Résumé : Le mensonge et l’abandon ont marqué l’héritage multiculturel de Barack Obama. En dépit d’un humanisme séduisant, il n’a pas pu répondre aux attentes de ceux de ses concitoyens qui l’avaient élu. Retour sur l’origine possible de quelques unes de ses remises en scène les plus manifestes.

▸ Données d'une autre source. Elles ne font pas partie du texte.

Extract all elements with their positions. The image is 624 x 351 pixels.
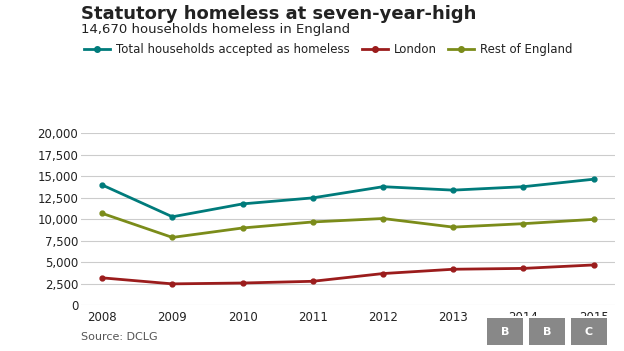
FancyBboxPatch shape [571,318,607,345]
Text: Statutory homeless at seven-year-high: Statutory homeless at seven-year-high [81,5,477,23]
Text: B: B [543,327,551,337]
FancyBboxPatch shape [487,318,524,345]
Legend: Total households accepted as homeless, London, Rest of England: Total households accepted as homeless, L… [84,43,573,56]
FancyBboxPatch shape [529,318,565,345]
Text: C: C [585,327,593,337]
Text: Source: DCLG: Source: DCLG [81,332,158,342]
Text: B: B [501,327,510,337]
Text: 14,670 households homeless in England: 14,670 households homeless in England [81,23,350,36]
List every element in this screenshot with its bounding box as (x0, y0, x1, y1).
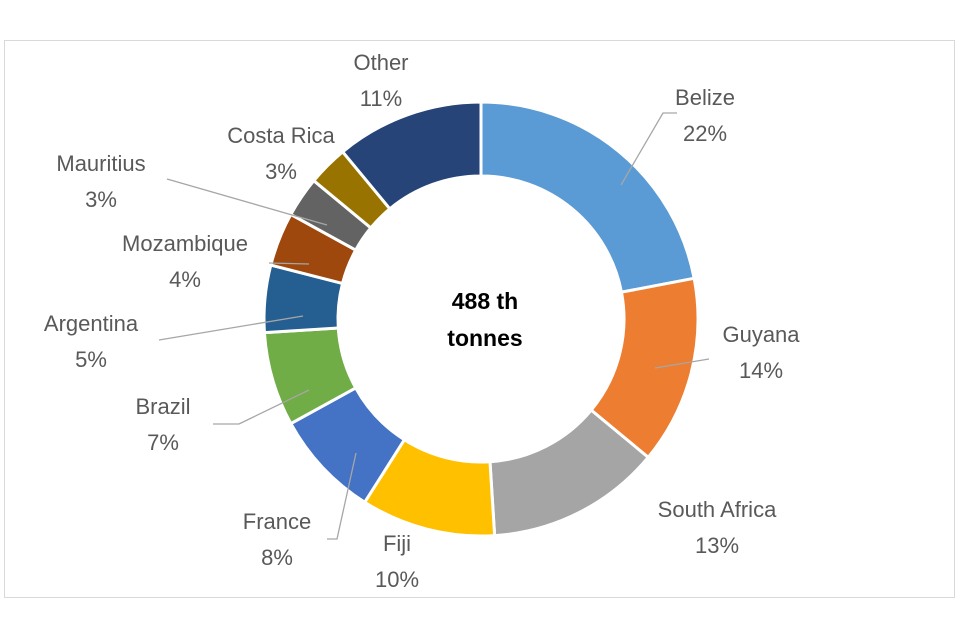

Quarante-quatrième président des États-Unis, Barack Hussein Obama restera dans l’histoire comme le premier homme de couleur à occuper cette fonction. Profondément démocrate, il a tenté de mettre un terme au militarisme de son prédécesseur et de réunir la nation américaine autour d’une formule porteuse d’une immense espérance : « Yes, we can[1]! » Ses discours aux accents messianiques ont galvanisé des foules entières ; ses premières initiatives diplomatiques lui valurent un prix Nobel. Mais au terme de ses deux mandats, l’Amérique est plus divisée que jamais, comme en témoigne la récente élection de Donald Trump à la présidence.
Des symboles forts
Au chapitre de ses succès, citons l’Obamacare, une importante réforme du système de santé qui, bien que critiquée, devrait permettre à 32 millions d’Américains supplémentaires d’être couverts par une assurance-maladie. En politique étrangère, son accord sur le nucléaire iranien, conclu en dépit d’une farouche opposition républicaine, est un pas important vers ce monde « sans armes nucléaires » qu’Obama a encore appelé de ses vœux lors de sa récente visite à Hiroshima. Autre symbole fort, le rétablissement des relations diplomatiques avec La Havane, inauguré par sa rencontre avec Raul Castro en mars dernier. Autant d’initiatives inattendues qui contribuent à l’aura de sympathie entourant cette personnalité exceptionnelle tout au moins en Europe.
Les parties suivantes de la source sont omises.